Current Affairs is an American bimonthly magazine that discusses political and cultural topics from a left-wing perspective. It was founded by Oren Nimni and Nathan J. Robinson in 2015. The magazine is published in print and online, and also has a podcast. The magazine is funded through subscriptions and donations.

Its political stances have been described as socialist, progressive, and broadly leftist. Its format is influenced by magazines such as Jacobin and Spy.

== History ==
Current Affairs started after a successful Kickstarter campaign in 2015.

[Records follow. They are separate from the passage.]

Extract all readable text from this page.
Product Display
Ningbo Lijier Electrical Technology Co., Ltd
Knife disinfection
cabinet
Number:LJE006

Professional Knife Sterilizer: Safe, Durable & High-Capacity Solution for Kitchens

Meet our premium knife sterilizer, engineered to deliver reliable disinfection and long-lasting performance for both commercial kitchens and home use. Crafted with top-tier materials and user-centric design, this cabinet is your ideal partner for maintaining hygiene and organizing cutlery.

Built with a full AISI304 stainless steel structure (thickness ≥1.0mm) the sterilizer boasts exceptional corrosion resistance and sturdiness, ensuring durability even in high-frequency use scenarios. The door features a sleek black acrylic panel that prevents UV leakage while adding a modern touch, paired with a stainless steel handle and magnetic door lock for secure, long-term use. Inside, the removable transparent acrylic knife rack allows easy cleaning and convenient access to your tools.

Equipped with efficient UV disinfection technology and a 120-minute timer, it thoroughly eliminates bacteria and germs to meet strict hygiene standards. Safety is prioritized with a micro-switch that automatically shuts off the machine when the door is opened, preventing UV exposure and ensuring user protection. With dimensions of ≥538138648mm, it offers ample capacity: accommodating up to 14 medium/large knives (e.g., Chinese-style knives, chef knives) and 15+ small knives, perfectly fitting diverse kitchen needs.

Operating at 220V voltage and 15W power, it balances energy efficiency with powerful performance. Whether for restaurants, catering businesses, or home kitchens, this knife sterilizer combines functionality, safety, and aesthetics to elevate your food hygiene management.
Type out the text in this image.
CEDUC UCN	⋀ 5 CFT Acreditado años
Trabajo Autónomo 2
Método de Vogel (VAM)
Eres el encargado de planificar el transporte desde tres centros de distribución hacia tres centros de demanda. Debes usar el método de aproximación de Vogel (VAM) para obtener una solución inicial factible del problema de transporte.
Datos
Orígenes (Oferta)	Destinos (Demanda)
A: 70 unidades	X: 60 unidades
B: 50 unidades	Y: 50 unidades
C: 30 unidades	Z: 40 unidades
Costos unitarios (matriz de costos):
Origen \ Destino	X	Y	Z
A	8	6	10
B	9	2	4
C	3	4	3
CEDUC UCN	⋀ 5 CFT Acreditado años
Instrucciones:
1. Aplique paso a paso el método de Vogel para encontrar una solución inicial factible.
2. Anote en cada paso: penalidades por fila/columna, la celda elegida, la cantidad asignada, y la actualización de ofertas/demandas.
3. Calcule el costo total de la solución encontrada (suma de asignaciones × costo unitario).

On September 29, 2018, Current Affairs published an "exhaustive 10,000-word refutation" by Robinson of Brett Kavanaugh's testimony before the United States Senate. Robinson was invited to discuss the article on the daily WBUR-FM show On Point. He later released a video summarizing the article.

In August 2021, five Current Affairs staffers were fired; they accused Robinson of firing them for attempting to organize a worker cooperative. In March 2026, the Current Affairs staff unionized with the Chicago News Guild, receiving voluntary recognition from the board of directors and Robinson.

== Finances and staffing ==
Current Affairs uses a subscription model for funding. It has a development director, two associate editors, a graphic designer, a digital editor, a writer/researcher. Yasmin Nair serves as editor-at-large, with Katherine Krueger and Briahna Joy Gray as contributing editors. The editing staff unionized with the Chicago News Guild, an affiliate of the Communications Workers of America, in March 2026.